5 Reasons to Avoid Lead Acid RV Batteries

By Kyle & Olivia Brady | Founders of Drivin' & Vibin' | We use affiliate links and may receive a small commission on purchases.

5 Reasons to Avoid Lead Acid RV Batteries

Lead acid batteries have been the gold standard for cars, trucks and RVs for longer than any us can remember.

For the most part, they are reliable, safe, and are relatively cheap.

They have their issues, though. And as technology improves with alternative types of power sources, many RVers are making a switch.

What are Lead Acid RV Batteries?

Lead acid batteries have been around for over a century. A French physician named Gaston Planté is credited with first making these rechargeable batteries available for commercial use way back in 1859.

 Like all batteries, they don’t actually create electricity; they store it. How they work is pretty complicated, but here’s a simplified explanation:

How Lead Acid RV Batteries Work

Lead acid batteries are made up of individual cells that are connected internally in series. Each cell contains lead plates with a separator between them and is filled with an electrolyte made from a mixture of sulfuric acid and water.

A chemical reaction between the lead plates and the sulfuric acid causes the plates to become positively and negatively charged.

When an electrical circuit is closed, such as turning on a light switch, electrons flow from the negative plate to the positive plate, powering the circuit. The size of the lead plates and the amount of electrolyte determine the amount of charge a battery can store.

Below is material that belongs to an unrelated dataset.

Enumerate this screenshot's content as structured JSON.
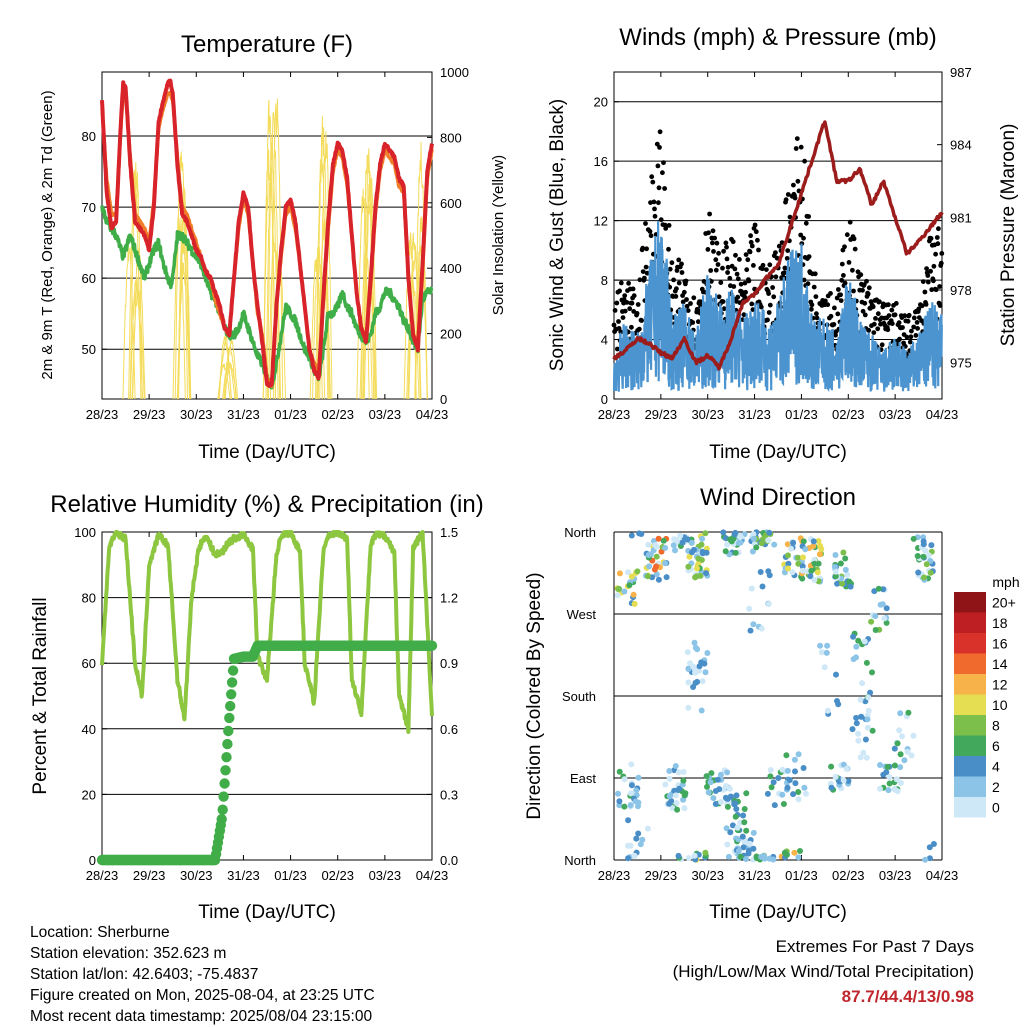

Flooded, Sealed, and AGM RV Batteries

Flooded lead acid batteries, also called wet-cell, are the most common. They need to be mounted upright so they don’t leak.

Sealed lead acid batteries are also known as maintenance-free. You can’t add water to them, but you also don’t have to worry about them leaking.

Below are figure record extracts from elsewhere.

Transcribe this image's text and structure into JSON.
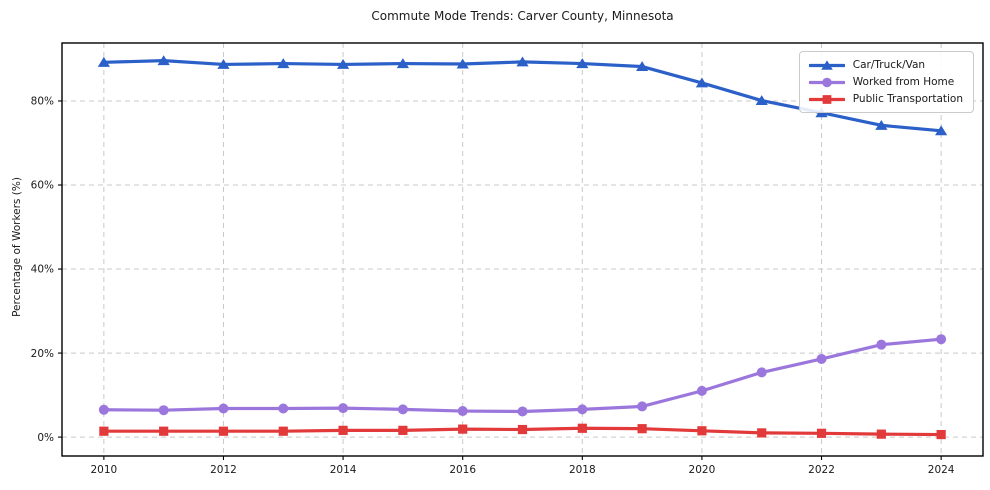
{
  "title": "Commute Mode Trends: Carver County, Minnesota",
  "chart_data": {
    "type": "line",
    "title": "Commute Mode Trends: Carver County, Minnesota",
    "xlabel": "",
    "ylabel": "Percentage of Workers (%)",
    "grid": true,
    "grid_style": "dashed",
    "legend_position": "upper right",
    "xlim": [
      2009.3,
      2024.7
    ],
    "ylim": [
      -4.5,
      93.8
    ],
    "x": [
      2010,
      2011,
      2012,
      2013,
      2014,
      2015,
      2016,
      2017,
      2018,
      2019,
      2020,
      2021,
      2022,
      2023,
      2024
    ],
    "x_ticks": [
      2010,
      2012,
      2014,
      2016,
      2018,
      2020,
      2022,
      2024
    ],
    "x_tick_labels": [
      "2010",
      "2012",
      "2014",
      "2016",
      "2018",
      "2020",
      "2022",
      "2024"
    ],
    "y_ticks": [
      0,
      20,
      40,
      60,
      80
    ],
    "y_tick_labels": [
      "0%",
      "20%",
      "40%",
      "60%",
      "80%"
    ],
    "series": [
      {
        "name": "Car/Truck/Van",
        "color": "#2b60c9",
        "marker": "triangle",
        "values": [
          89.2,
          89.6,
          88.7,
          88.9,
          88.7,
          88.9,
          88.8,
          89.3,
          88.9,
          88.2,
          84.3,
          80.1,
          77.2,
          74.2,
          72.9
        ]
      },
      {
        "name": "Worked from Home",
        "color": "#9b76dc",
        "marker": "circle",
        "values": [
          6.5,
          6.4,
          6.8,
          6.8,
          6.9,
          6.6,
          6.2,
          6.1,
          6.6,
          7.3,
          11.0,
          15.4,
          18.6,
          22.0,
          23.3
        ]
      },
      {
        "name": "Public Transportation",
        "color": "#e23a3a",
        "marker": "square",
        "values": [
          1.4,
          1.4,
          1.4,
          1.4,
          1.6,
          1.6,
          1.9,
          1.8,
          2.1,
          2.0,
          1.5,
          1.0,
          0.9,
          0.7,
          0.6
        ]
      }
    ],
    "colors": {
      "grid": "#c9c9c9",
      "spine": "#000000",
      "text": "#1a1a1a",
      "background": "#ffffff"
    }
  }
}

Another kind of lead acid battery is AGM (Absorbent Glass Mat) style, which has a thin fiberglass mat between the lead plates. These are popular because they are not affected by motion or vibrations. A Gel battery mixes silica into the electrolyte solution to thicken it into a gel. AGM batteries are more expensive, but tend to offer better performance in extreme temperatures.

5 Reasons to Avoid Lead Acid RV Batteries

Though many people swear by lead acid batteries as a tried-and-true way to power up their RVs, there are some good reasons you may want to go with another type of battery.

Besides being heavy and bulky, and the fact that they contain hazardous materials (sulfuric acid and lead), here are five other factors to consider:

 Limited Discharge Capacity

As a lead acid battery is used, its voltage drops proportionally to its discharge state. In other words, lead-acid batteries should really only be used up to 50 percent.

After you have used up 50 percent of the battery, the voltage drops too much for it to be usable. And if you do keep using it, you risk permanent damage to the battery.

Battery Maintenance

With lead acid batteries, you have to monitor the electrolyte (battery acid) levels and replenish it every so often by adding distilled water. It is necessary to clean up the corrosion that builds up on the terminals, too.

Limited Lifespan

Eventually, they stop charging, and Murphy’s Law says it will always be under the worst possible circumstances!

They are designed to last at least six years when properly maintained, but we know plenty of RVers that replace them more often than that to try and stay on the safe side.

Inefficient for RV Solar Setups

If you are using lead acid batteries with solar, you could be losing power.

When compared to modern alternatives, lead acid batteries are highly inefficient for both charge and discharge. This means you’ll see a loss in amps while charging and a fast voltage drop during discharge that decreases the total capacity of your battery.

Venting and Size Considerations

 Flooded lead acid batteries release toxic hydrogen gas when charging, and these vapors can be dangerous. So, you need to make sure the batteries are in an enclosed space that’s vented to the outside. They also take up lots of space on board the RV which could be used for other purposes.

Alternatives to Lead Acid Deep Cycle Batteries

When it comes to RVs, lithium batteries have several advantages over lead acid batteries. They are more expensive, but also more efficient.

Lithium RV batteries are lighter and smaller, and have a much faster charging rate, which means less time having to run your generator. They are also more durable, withstanding harsh weather conditions ranging from freezing cold to unbearable heat.

Most RV lithium batteries also come equipped with a BMS (battery management system) to maximize the battery’s lifespan. They also maintain a usable voltage all the way down to an 80 percent discharge.

Lithium batteries do have some downsides, though. They must charge differently than the lead acid types, so many charging components don’t work with them. They also cannot be charged below freezing, so some more temperature control is needed for those in cold climates.

RV Lithium Battery System in 1979 Airstream Renovation
RV Lithium Battery System in 1979 Airstream Renovation

Is It Time To Upgrade Your RV Batteries?

When it comes to batteries for RVs, lead acid batteries have certainly stood the test of time in terms of keeping things running. But the world is changing, and so is battery technology. Maybe it’s time to change with the times and modernize your RV power supply so you can avoid some of these common problems with lead acid batteries.